I have no doubt by now that you’ve heard of EPIC’s new initiative to help Syrian refugees in Iraq, TentEd. EPIC director Erik Gustafson and leader of TentEd Zack Bazzi have already outlined the compelling needs of Syria’s children who are at risk of becoming a lost generation. As you read this:
- Iraq is hosting 227,000 Syrian refugees, including more than 92,000 children.
- More than half of Syrian school-age children residing in Iraq are not attending school.
- The half that do attend school lack basic supplies–including backpacks, writing implements, and chalk boards–making it harder to stay engaged with lessons and learn the material.
It sounds like a terrible situation for these kids, but to tell the you the truth, I’ve been checked out of Iraq for a long time now.
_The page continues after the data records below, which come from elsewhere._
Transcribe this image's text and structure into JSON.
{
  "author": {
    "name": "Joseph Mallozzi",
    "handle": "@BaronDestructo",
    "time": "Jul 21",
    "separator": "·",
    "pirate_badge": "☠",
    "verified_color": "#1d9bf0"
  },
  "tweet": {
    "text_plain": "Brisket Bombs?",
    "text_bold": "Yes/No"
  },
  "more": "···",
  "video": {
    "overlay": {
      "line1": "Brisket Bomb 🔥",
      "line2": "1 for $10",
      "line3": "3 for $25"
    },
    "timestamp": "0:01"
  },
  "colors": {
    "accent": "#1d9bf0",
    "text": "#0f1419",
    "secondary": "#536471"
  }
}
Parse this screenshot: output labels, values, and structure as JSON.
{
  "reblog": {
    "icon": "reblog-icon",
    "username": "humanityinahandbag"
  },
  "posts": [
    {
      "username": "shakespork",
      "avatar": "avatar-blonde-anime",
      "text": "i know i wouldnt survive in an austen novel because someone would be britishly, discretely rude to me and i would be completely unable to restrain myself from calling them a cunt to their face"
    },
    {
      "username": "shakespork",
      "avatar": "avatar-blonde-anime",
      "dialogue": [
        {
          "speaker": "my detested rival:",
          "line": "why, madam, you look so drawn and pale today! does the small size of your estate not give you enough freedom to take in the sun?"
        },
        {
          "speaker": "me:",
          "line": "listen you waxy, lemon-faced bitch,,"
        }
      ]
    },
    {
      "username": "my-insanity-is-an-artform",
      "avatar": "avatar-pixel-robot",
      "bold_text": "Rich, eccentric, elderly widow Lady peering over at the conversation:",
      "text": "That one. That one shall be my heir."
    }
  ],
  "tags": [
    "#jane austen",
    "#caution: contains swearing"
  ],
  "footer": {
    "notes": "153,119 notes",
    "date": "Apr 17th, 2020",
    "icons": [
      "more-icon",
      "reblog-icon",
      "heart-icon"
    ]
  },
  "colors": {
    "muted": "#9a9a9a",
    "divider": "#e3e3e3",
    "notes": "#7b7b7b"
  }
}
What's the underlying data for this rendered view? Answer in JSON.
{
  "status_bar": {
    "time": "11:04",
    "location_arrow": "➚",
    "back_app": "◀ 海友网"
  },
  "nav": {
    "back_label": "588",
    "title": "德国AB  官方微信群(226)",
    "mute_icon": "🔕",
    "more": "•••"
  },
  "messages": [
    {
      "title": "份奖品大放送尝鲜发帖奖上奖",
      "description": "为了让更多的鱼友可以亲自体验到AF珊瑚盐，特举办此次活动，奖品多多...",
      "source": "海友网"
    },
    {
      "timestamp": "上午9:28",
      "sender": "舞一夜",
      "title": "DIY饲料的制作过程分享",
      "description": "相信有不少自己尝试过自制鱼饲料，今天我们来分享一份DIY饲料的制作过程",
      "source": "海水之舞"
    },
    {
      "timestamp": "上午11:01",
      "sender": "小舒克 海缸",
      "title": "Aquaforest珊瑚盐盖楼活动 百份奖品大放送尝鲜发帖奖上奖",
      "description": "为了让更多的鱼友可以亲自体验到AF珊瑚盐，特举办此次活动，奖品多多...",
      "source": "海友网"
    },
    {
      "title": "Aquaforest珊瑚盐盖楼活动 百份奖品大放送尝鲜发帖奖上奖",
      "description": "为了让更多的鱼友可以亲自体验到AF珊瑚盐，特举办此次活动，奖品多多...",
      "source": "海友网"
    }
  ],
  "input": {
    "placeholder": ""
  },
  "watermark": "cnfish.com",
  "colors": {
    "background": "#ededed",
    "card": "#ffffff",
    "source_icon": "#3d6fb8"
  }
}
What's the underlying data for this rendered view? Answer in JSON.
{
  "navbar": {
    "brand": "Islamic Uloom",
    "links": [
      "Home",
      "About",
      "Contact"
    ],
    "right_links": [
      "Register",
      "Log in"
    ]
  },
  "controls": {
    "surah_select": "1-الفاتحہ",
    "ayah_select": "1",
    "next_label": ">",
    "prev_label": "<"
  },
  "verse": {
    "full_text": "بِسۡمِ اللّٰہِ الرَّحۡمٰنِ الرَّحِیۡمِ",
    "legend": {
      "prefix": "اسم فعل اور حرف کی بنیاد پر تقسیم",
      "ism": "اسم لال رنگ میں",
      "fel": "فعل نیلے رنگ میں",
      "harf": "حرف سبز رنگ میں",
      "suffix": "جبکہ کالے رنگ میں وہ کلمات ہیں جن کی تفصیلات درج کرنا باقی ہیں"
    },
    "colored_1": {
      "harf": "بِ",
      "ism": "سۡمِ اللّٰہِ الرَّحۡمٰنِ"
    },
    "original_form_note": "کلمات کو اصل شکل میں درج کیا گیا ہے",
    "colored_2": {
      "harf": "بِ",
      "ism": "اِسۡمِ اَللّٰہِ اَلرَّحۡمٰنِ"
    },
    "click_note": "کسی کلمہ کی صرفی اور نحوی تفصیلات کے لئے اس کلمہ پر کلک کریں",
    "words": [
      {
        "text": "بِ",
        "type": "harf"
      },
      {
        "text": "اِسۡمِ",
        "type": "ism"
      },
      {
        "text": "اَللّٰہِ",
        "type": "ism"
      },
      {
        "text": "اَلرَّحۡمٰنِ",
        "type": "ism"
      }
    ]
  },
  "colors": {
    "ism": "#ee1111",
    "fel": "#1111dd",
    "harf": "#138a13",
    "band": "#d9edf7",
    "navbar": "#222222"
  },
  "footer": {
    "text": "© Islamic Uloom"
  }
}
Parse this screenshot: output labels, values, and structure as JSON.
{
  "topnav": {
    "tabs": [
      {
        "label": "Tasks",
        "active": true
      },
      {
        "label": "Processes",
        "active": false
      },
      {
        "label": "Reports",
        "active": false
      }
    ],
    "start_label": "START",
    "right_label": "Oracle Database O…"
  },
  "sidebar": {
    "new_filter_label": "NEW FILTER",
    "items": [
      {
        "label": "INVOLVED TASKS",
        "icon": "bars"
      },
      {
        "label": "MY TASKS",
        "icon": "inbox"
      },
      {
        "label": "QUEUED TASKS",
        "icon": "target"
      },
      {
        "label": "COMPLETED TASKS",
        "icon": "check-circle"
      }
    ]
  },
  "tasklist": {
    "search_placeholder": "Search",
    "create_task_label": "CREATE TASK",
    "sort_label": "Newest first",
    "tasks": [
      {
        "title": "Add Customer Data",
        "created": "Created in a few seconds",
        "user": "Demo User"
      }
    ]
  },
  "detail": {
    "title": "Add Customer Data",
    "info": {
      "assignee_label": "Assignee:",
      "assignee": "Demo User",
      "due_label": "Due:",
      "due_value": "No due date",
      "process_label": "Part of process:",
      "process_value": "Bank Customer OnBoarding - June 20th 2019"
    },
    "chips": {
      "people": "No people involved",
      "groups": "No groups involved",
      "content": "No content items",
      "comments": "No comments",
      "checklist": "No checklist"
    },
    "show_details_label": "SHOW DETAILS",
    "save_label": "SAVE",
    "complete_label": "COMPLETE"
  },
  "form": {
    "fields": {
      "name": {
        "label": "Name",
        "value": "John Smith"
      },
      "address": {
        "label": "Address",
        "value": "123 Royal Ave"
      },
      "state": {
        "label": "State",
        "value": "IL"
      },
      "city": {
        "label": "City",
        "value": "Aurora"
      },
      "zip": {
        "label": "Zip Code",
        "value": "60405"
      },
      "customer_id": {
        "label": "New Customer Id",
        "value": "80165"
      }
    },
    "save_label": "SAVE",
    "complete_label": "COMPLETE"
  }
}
You see, I was a soldier in 2006, serving with the 10th Mountain Division in Iraq. While leading a patrol of Iraqi soldiers, I stepped on a roadside bomb. I ended up, quite literally, giving an arm, a leg, and nearly all of my blood to a land and people that I hardly knew. When I got home, I checked out from Iraq. I ignored the headlines and instead focused on recovering, starting a family, and building a life after the Army.
But I knew one day that I would be drawn back to Iraq and its people.
Hearing from Zack about the struggles of Syrian children living in the Domiz and Gawilan refugee camps, I knew the time had come to re-engage with Iraq. But things really struck home as I walked through the aisles at Staples with my 5-year old son. We were picking out a backpack, notebooks, crayons, and others supplies for his first day of kindergarten.
It was a stark contrast from what Zack first described to me during his visit to Iraq. Sitting in the checkout line with my cart over-flowing with school supplies opened my mind to the compelling need in that far-away place–right now–as you read this email.
I cannot go back to Iraq myself. School, family, and life in general have grown too hectic for that. But I’m happy to open my wallet to help Zack make a difference.